リナもまた、普段の緊張感から解放されたように微笑んだ。「私も同じよ。あなたと話すと、いつもの私じゃなくなれる気がするの」

仮想空間での出会いを重ねるうち、二人の心は次第に惹かれ合い、仮想だけの関係では満足できなくなっていった。やがて二人は、現実の世界でも会うことを望むようになる。彼らは都市の中心にそびえる古びた展望塔で会うことを決意した。

ある夜、エリオットは展望塔でリナを待っていた。遠くから足音が聞こえ、暗闇の中でリナが現れると、彼はそっと手を伸ばした。

「リナ……ようやく会えたね」

リナもエリオットの手を握り返し、互いの存在の温かさを確かめるようにした。「エリオット……夢みたい。でも、これが本当に現実なのね」

その瞬間、彼らは自分たちの出会いがどれほど危険なものかを改めて実感しながらも、二人で運命に立ち向かう覚悟を決めた。

だが、この密会は都市の管理システムによって把握されていた。すぐに監視システムが二人を追い始め、彼らは再び仮想空間へと逃げ込んだ。しかし、もはや仮想の世界でも完全に安全ではなかった。

逃亡の果てに、エリオットとリナは最後の手段として「遺伝子融合」という禁忌の技術に手を伸ばすことを決意する。青と緋の遺伝子を掛け合わせ、新たな存在となること。それは、都市のルールの中では許されない行為だったが、二人には他に選択肢がなかった。

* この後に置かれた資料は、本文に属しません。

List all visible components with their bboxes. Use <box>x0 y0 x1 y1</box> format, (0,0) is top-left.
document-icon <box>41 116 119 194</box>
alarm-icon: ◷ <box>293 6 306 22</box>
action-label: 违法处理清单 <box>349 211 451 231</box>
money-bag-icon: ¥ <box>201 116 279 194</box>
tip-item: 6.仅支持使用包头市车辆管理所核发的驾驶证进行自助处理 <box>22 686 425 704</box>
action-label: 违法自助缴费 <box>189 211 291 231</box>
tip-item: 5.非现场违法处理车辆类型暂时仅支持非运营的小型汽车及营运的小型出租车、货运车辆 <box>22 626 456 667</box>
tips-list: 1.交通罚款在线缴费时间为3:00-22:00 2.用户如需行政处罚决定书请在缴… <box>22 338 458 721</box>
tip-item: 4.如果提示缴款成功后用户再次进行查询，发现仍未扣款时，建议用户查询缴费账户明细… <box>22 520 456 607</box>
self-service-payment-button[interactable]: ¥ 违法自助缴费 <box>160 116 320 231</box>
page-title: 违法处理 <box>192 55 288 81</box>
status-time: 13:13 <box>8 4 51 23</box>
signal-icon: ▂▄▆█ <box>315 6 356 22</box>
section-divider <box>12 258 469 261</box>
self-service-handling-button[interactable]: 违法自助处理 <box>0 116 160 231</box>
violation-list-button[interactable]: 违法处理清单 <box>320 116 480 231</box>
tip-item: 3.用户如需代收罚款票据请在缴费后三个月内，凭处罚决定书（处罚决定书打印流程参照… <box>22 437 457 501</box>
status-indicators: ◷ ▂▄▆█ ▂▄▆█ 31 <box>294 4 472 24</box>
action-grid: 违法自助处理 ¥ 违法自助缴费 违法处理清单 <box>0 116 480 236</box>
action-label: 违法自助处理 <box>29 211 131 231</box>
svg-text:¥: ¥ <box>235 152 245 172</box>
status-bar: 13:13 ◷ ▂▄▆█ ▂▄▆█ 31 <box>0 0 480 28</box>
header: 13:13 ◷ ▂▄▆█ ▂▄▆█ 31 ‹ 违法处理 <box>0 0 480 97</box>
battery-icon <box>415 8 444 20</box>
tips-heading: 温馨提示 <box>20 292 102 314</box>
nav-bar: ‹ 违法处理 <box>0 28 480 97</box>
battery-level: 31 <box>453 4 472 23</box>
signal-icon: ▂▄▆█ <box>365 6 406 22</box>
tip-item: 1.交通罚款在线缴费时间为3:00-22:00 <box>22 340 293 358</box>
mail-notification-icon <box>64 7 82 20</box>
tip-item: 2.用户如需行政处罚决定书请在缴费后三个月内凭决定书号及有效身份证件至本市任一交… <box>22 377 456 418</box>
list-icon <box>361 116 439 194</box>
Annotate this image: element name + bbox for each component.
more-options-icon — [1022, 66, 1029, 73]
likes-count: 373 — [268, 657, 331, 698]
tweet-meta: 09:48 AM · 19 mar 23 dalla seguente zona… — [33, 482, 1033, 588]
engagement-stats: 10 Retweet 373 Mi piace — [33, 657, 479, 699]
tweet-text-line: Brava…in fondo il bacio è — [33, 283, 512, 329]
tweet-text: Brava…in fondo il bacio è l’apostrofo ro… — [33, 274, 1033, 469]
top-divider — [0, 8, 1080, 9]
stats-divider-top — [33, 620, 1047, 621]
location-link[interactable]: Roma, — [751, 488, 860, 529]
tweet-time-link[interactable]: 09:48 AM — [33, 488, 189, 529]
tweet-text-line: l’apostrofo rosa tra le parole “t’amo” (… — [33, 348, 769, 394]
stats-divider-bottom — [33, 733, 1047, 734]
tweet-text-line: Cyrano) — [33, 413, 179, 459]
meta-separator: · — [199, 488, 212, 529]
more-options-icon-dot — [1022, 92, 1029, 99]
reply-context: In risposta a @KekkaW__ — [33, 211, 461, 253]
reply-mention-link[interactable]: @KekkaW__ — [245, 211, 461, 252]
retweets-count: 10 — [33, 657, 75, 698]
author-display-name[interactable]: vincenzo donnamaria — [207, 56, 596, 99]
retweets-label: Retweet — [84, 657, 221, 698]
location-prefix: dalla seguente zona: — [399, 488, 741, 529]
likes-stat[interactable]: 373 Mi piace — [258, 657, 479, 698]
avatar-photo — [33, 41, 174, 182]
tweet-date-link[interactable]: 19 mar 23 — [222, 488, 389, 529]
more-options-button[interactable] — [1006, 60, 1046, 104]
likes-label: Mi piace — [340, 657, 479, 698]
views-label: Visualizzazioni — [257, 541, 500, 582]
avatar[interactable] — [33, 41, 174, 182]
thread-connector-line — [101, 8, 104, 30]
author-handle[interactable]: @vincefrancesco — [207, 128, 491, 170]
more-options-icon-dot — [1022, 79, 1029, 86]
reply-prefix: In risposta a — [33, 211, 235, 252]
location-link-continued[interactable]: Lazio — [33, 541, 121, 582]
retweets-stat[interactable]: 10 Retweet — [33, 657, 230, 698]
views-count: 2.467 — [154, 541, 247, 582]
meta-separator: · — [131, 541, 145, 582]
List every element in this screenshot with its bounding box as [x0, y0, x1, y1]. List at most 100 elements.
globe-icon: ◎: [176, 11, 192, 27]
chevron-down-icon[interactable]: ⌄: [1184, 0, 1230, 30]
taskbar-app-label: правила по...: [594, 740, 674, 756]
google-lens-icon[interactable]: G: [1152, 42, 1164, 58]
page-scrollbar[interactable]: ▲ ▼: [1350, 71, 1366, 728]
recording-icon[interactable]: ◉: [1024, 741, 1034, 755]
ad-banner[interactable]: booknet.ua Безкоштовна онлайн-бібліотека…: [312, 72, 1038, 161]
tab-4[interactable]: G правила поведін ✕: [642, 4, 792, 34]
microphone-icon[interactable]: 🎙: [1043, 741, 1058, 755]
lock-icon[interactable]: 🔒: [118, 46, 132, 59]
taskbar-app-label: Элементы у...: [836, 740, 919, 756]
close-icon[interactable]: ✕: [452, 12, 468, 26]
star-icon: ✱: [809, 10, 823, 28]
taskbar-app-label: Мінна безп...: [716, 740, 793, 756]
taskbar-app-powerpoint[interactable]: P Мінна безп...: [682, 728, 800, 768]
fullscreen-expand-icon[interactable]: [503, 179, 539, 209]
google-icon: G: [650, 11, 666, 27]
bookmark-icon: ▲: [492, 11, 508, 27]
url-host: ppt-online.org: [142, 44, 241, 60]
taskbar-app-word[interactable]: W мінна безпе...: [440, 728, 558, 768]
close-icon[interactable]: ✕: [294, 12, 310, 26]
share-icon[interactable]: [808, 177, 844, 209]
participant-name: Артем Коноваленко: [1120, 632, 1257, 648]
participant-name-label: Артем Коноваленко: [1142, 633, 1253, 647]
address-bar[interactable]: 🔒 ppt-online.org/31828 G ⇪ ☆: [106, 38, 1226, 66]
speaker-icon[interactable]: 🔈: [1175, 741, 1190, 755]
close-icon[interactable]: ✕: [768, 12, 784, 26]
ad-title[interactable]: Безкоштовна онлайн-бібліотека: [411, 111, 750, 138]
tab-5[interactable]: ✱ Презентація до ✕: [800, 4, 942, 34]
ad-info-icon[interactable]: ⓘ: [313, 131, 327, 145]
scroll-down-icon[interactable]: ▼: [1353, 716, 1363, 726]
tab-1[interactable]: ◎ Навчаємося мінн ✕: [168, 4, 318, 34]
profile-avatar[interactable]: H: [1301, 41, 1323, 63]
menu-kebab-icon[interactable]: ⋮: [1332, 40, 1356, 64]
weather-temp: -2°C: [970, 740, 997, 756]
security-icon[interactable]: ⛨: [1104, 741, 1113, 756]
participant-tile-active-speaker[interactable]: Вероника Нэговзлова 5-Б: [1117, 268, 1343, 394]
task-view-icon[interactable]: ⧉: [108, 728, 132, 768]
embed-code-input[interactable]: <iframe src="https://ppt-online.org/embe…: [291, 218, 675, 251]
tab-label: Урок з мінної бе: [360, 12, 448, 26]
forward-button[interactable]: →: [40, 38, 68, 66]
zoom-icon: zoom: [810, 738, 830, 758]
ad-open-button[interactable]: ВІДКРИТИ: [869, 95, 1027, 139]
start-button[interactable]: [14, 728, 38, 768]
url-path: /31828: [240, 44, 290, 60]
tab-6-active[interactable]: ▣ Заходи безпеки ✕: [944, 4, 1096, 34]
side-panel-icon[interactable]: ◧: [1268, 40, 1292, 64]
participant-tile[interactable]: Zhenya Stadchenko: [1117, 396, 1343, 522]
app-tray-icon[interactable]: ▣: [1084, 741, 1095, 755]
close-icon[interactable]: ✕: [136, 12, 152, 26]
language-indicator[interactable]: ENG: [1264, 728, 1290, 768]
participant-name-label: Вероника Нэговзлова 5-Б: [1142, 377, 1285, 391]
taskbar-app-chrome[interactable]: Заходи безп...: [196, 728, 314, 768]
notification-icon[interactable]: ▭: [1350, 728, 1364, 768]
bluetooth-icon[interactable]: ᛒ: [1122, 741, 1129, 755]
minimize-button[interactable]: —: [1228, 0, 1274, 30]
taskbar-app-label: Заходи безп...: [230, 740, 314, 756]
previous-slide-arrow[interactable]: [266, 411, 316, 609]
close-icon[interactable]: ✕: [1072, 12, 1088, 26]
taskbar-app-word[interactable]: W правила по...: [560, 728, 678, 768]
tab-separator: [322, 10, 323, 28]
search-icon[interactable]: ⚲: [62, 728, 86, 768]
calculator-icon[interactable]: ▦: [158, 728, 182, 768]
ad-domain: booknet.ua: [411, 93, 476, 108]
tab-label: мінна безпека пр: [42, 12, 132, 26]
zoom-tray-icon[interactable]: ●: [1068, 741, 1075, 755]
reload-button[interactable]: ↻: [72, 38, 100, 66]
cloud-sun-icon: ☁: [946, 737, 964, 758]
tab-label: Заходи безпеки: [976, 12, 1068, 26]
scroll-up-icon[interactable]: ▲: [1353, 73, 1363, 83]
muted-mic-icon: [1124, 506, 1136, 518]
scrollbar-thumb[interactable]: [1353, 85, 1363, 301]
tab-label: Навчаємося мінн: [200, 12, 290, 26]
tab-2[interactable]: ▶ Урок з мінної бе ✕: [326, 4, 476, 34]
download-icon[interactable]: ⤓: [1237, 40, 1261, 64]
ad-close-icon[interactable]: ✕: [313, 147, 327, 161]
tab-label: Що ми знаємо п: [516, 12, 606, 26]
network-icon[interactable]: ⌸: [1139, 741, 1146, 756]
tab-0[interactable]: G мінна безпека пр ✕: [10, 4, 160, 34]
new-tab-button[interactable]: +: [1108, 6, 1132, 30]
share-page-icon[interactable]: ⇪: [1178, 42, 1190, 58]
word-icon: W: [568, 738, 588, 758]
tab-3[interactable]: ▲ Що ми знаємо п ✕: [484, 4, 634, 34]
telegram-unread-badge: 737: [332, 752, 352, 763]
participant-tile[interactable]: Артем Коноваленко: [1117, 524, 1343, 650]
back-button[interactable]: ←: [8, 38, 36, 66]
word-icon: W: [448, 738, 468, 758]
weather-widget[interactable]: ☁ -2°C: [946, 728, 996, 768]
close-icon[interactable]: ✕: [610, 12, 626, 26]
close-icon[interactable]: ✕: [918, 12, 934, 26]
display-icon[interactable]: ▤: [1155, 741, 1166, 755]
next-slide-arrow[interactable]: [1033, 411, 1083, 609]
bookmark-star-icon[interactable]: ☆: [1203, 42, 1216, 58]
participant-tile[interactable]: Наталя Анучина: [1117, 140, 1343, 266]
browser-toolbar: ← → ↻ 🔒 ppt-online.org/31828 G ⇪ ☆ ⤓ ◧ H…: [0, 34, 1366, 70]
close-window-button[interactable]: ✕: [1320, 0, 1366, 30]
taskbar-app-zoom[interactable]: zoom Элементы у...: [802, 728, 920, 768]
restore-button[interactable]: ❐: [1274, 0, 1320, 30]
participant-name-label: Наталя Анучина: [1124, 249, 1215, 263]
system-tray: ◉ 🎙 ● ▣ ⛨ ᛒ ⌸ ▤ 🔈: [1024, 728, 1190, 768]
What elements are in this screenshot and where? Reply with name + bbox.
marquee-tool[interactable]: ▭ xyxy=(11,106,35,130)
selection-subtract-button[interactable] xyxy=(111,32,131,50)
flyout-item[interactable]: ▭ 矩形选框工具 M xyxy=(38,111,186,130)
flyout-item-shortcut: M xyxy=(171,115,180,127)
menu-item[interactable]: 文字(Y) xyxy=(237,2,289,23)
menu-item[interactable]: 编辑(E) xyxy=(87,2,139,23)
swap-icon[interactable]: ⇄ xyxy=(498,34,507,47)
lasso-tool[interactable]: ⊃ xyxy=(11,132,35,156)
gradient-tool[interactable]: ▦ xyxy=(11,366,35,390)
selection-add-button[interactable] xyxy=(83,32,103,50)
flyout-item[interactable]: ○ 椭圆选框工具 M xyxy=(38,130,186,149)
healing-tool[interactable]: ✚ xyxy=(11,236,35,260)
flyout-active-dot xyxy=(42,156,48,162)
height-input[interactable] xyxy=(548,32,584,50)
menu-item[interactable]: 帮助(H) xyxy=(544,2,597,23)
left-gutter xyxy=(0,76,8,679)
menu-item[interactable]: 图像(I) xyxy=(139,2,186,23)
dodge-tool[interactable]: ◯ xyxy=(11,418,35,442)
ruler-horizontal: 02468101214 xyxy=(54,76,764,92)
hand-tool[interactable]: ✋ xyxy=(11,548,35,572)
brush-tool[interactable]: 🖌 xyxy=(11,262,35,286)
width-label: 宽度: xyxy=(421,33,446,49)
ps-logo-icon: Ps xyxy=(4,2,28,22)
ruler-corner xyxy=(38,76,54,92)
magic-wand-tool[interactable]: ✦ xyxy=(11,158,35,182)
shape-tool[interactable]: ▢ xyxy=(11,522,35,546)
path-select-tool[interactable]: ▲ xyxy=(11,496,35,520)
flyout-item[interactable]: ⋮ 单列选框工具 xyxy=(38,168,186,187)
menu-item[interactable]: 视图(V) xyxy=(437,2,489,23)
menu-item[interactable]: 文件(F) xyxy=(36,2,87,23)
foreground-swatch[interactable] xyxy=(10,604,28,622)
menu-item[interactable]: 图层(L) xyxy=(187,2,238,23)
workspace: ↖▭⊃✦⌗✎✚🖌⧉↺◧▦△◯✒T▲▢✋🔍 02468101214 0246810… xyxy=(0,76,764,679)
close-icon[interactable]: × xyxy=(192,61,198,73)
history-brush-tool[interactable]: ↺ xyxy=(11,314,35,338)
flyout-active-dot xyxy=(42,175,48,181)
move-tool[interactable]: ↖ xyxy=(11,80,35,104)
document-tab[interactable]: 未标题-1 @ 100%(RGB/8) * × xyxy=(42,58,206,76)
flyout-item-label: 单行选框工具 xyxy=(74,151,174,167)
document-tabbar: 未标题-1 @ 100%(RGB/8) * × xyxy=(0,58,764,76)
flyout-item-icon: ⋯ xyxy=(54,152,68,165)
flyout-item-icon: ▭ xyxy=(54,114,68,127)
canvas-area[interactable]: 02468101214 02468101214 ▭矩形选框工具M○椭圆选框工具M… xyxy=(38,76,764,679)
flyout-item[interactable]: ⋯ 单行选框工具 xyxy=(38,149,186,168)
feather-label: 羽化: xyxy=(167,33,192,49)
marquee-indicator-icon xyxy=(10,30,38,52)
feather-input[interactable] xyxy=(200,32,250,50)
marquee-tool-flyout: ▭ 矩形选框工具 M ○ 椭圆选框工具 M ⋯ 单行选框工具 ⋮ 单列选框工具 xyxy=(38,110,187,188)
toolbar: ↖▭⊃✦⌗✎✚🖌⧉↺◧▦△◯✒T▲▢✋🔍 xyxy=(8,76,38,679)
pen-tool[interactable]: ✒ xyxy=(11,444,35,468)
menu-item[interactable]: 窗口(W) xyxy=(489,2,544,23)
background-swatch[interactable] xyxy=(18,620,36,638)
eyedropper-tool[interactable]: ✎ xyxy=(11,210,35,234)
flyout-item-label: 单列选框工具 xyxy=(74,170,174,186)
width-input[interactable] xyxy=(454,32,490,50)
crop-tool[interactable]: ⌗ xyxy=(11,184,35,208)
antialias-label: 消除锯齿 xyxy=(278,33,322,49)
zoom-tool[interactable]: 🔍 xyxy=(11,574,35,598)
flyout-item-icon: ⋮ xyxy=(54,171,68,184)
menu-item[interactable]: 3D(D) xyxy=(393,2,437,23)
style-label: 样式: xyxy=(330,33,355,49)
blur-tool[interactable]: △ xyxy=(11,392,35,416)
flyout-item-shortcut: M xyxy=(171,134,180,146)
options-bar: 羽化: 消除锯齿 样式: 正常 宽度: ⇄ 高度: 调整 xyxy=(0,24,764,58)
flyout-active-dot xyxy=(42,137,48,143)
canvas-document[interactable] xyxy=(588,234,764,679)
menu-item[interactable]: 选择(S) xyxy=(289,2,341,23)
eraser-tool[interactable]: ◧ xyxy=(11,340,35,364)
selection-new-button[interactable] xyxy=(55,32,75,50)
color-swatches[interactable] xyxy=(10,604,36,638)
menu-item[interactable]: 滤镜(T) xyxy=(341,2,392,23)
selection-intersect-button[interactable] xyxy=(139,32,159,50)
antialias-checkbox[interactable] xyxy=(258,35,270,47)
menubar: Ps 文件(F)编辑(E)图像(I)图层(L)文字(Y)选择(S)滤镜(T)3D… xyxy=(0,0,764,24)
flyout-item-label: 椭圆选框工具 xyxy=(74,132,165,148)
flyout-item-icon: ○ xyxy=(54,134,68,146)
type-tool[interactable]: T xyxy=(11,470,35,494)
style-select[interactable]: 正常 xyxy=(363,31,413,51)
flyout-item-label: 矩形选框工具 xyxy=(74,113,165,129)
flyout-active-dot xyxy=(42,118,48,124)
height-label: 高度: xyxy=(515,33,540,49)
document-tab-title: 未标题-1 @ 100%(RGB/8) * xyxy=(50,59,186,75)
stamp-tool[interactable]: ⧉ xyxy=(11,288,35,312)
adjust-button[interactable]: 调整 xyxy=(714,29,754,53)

エリオットはリナの手をしっかりと握り、目を見つめた。「僕たちがこの都市を変えるんだ。たとえそれが禁忌でも、僕は君と一緒にいたい」

リナは決意のこもった瞳でうなずいた。「私も同じよ。エリオットとなら、どんな未来でも恐れない」

こうして二人は、遺伝子を融合させる手術を受け、青と緋が混ざり合った「紫色」の存在として生まれ変わった。それは、ネクサス・シティにとって初めての色であり、平和と混沌の予兆でもあった。青と緋の血統に縛られない二人の存在は、都市に新しい未来の可能性を示唆するものだった。